Alors que l’attention médiatique est focalisée sur la signature de l’accord de paix entre la RDC et le Rwanda à Washington, l’inquiétude monte fortement du côté burundais de la frontière. À Cibitoke et Rugombo, la population vit dans la peur d’une extension des combats.
Selon nos sources, au moins trois projectiles sont tombés mardi dernier sur le territoire burundais, sur la sous-colline Gatoke, zone Rukana. Aucun blessé n’a été signalé, mais l’incident a profondément marqué les habitants. « La population vit dans la peur », confirment des témoins.
Depuis le début de la semaine, les habitants de la plaine n’osent plus se rendre aux champs. Des détonations fortes et régulières sont toujours entendues de l’autre côté de la frontière, dans les localités congolaises de Luvungi, Bwegera, Gatogota et Kamanyola, où les affrontements se poursuivent.
La situation sécuritaire a poussé les autorités burundaises à renforcer le dispositif militaire. De nombreux soldats burundais sont déployés tout le long de la rivière Rusizi, tandis que des troupes lourdement armées continuent de traverser vers la RDC.

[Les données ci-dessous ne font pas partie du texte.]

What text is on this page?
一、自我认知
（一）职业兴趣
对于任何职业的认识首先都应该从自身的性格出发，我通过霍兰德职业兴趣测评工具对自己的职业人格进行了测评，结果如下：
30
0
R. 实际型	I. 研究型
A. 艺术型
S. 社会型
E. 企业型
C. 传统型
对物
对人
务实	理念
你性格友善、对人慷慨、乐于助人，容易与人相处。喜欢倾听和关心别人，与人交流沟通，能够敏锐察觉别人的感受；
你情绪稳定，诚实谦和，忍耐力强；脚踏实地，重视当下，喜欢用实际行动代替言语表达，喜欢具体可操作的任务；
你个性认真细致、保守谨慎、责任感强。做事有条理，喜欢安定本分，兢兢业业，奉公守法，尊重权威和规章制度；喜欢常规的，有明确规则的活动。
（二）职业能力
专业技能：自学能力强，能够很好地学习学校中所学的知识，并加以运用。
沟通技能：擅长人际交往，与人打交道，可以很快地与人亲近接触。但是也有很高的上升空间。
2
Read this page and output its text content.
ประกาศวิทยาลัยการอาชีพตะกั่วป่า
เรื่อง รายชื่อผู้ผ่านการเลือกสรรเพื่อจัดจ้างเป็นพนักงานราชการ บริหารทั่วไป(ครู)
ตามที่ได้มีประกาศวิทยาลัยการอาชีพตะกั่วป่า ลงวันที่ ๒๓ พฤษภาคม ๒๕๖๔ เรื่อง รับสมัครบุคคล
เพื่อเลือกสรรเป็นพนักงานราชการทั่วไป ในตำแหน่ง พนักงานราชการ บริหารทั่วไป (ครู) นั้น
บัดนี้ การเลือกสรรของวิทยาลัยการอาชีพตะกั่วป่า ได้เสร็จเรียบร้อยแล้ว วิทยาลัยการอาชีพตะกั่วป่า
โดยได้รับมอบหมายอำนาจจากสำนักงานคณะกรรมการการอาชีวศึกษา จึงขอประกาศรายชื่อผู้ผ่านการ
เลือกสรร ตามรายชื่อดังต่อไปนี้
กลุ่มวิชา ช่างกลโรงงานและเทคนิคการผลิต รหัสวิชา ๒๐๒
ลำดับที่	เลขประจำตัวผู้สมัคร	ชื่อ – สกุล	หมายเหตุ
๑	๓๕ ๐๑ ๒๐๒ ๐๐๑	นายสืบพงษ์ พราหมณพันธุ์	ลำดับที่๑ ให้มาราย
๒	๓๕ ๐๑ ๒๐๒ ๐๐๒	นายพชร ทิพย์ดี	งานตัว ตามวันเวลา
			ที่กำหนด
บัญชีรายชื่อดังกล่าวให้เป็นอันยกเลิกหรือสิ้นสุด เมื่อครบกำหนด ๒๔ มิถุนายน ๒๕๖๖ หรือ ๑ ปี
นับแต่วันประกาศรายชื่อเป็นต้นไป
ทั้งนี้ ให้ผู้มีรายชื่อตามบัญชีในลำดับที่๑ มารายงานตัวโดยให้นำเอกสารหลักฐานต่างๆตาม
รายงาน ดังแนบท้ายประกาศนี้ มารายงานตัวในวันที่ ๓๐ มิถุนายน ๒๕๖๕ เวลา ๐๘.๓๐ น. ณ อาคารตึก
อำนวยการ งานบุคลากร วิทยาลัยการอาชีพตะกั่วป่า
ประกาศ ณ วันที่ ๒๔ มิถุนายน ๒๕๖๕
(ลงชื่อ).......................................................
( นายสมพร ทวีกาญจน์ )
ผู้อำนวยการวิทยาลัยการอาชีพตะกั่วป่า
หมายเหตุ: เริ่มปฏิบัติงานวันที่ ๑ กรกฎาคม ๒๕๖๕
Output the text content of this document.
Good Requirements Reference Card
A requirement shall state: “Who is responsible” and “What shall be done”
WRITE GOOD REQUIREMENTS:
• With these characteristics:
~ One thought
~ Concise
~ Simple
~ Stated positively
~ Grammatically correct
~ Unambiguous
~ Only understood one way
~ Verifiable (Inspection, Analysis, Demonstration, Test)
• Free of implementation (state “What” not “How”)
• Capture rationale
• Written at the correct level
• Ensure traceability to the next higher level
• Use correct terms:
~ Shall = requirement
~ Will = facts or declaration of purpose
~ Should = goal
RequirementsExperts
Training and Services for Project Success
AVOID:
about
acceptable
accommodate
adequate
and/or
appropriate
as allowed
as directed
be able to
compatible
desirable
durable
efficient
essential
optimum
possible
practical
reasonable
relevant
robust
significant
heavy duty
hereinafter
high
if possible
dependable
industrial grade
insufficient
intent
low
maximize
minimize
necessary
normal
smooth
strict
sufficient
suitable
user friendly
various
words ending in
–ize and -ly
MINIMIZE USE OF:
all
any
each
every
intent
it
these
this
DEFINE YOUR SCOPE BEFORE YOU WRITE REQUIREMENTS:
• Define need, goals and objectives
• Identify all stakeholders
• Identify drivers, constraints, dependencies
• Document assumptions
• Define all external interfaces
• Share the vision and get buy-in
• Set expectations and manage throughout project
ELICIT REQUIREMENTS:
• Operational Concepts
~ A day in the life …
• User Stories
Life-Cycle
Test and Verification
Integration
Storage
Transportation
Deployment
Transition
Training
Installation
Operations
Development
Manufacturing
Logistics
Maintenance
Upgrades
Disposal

Selon nos informations, les militaires empruntent un pont provisoire construit par une entreprise chinoise sur la Rusizi, en zone Buganda, commune Bukinanyana.
Par ailleurs, les autorités burundaises ont bloqué le passage aux populations congolaises cherchant à fuir les combats. Plusieurs familles tentaient de traverser la rivière Rusizi.
La frontière burundo-congolaise reste plus fragile que jamais.